Overview

This trial is active, not recruiting.

Condition breast cancer
Treatment igrt for prone partial breast irradiation (pbi)
Phase phase 1/phase 2
Sponsor New York University School of Medicine
Start date September 2007
End date September 2019
Trial size 310 participants
Trial identifier NCT02272400, S07-582

Summary

Partial breast irradiation (PBI) is becoming a new paradigm for breast cancer radiation.[1] No type I or II evidence is currently available to demonstrate equivalence to standard whole breast radiotherapy, and a prospective randomized trial jointly sponsored by NSABP and RTOG (NSABP B-39 and RTOG 0413) is currently accruing patients, comparing whole breast radiotherapy to PBI, either by brachytherapy or external beam techniques (EB). Until the results of this or similar trials are available, PBI remains a research domain, and it should be offered to patients only in the context of a clinical experimental protocol.

United States No locations recruiting
Other Countries No locations recruiting

Study Design

Endpoint classification safety/efficacy study
Intervention model single group assignment
Masking open label
Primary purpose treatment
Arm
(Experimental)
IGRT for prone partial breast irradiation (PBI): All patients will be treated prone with 6 Gy/fraction delivered in 5 fractions over a 1-week period for a total dose of 30 Gy.
igrt for prone partial breast irradiation (pbi) IGRT
IGRT for prone partial breast irradiation (PBI): All patients will be treated prone with 6 Gy/fraction delivered in 5 fractions over a 1-week period for a total dose of 30 Gy. Simulation and treatment will be started within 50 days from surgery in order to maximize the chances of optimal lumpectomy cavity visualization on the planning and cone beam CT scans. All patients will be followed monthly for the first 90 days then q3 months for the first year, then yearly for the next 10 years.

Primary Outcomes

Measure
Measure the outcome of applying IGRT to PBI
time frame: 10 years

Secondary Outcomes

Measure
Feasibility of accelerated dose fractionation
time frame: 1 - 10 years
Genetic pre-disposition of patient to post-treatment radiation fibrosis
time frame: 1 - 10 years

Eligibility Criteria

Female participants from 18 years up to 65 years old.

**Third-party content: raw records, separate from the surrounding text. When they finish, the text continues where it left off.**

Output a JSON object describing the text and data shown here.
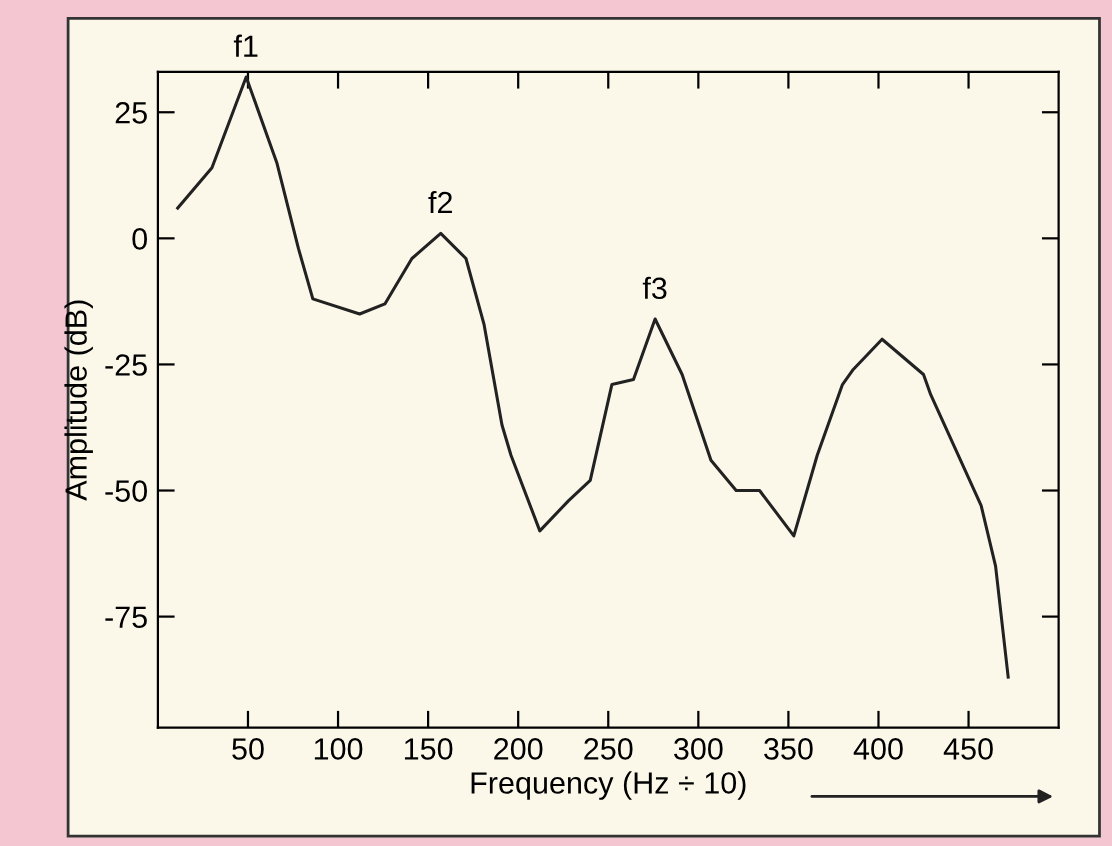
{
  "chart_data": {
    "type": "line",
    "xlabel": "Frequency (Hz ÷ 10)",
    "ylabel": "Amplitude (dB)",
    "x": [
      11,
      30,
      49,
      66,
      78,
      86,
      112,
      126,
      141,
      157,
      171,
      181,
      191,
      196,
      212,
      228,
      240,
      252,
      264,
      276,
      291,
      307,
      321,
      334,
      353,
      366,
      380,
      386,
      402,
      425,
      429,
      457,
      465,
      472
    ],
    "series": [
      {
        "color": "#222222",
        "values": [
          6,
          14,
          32,
          15,
          -2,
          -12,
          -15,
          -13,
          -4,
          1,
          -4,
          -17,
          -37,
          -43,
          -58,
          -52,
          -48,
          -29,
          -28,
          -16,
          -27,
          -44,
          -50,
          -50,
          -59,
          -43,
          -29,
          -26,
          -20,
          -27,
          -31,
          -53,
          -65,
          -87
        ]
      }
    ],
    "xlim": [
      0,
      500
    ],
    "ylim": [
      -97,
      33
    ],
    "xticks": [
      50,
      100,
      150,
      200,
      250,
      300,
      350,
      400,
      450
    ],
    "yticks": [
      25,
      0,
      -25,
      -50,
      -75
    ],
    "annotations": [
      {
        "text": "f1",
        "x": 49,
        "y": 32
      },
      {
        "text": "f2",
        "x": 157,
        "y": 1
      },
      {
        "text": "f3",
        "x": 276,
        "y": -16
      }
    ],
    "grid": false,
    "legend": false,
    "marker": "none",
    "line_style": "solid"
  }
}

Inclusion Criteria: - Post-menopausal women defined as either: 1. at least 2 years without menstrual period or 2. patients older than 50 with serological evidence of post-menopausal status or 3. hysterectomized patients of any age with FSH confirmation of post-menopausal status - pT1 breast cancer, excised with negative margins - pN0 or sentinel node negative or N0 clinically if the tumor is < 1 cm in size Exclusion Criteria: - Previous radiation therapy to the ipsilateral breast - Presence of a proportion of DCIS in the core biopsy specimen which is compatible with extensive intraductal component (EIC)

Additional Information

Official title Image Guided Radiotherapy (IGRT) for Prone Partial Breast Irradiation (PBI)
Principal investigator Silvia C Formenti, M.D.
Description Despite the fact that less extensive experience than that of brachytherapy is available, PBI delivery through an external-beam has many advantages. First of all, it is likely to be more acceptable to the patient since it is non-invasive and it does not require a surgical procedure or anesthesia. Moreover, since it is delivered after surgery, the pathological analysis of the segmental mastectomy specimen is available to inform the selection of the best candidates. In addition, EB-PBI is likely to become more widely reproducible, since it does not rely on the experience and skills of the radiation oncologist performing the brachytherapy implant. Besides, once the technique is established, it can be widely applied at any facility provided with a linear accelerator, without the risk presented by some brachytherapy approaches that can not be completed because of the unfavorable interplay of patient's anatomy with the technical limitations of the applicator. Finally, in terms of health care economics, an external beam approach spares the costs of an extra surgical procedure and that of several days of hospitalization (in the case of LDR brachytherapy).
Trial information was received from ClinicalTrials.gov and was last updated in September 2016.
Information provided to ClinicalTrials.gov by New York University School of Medicine.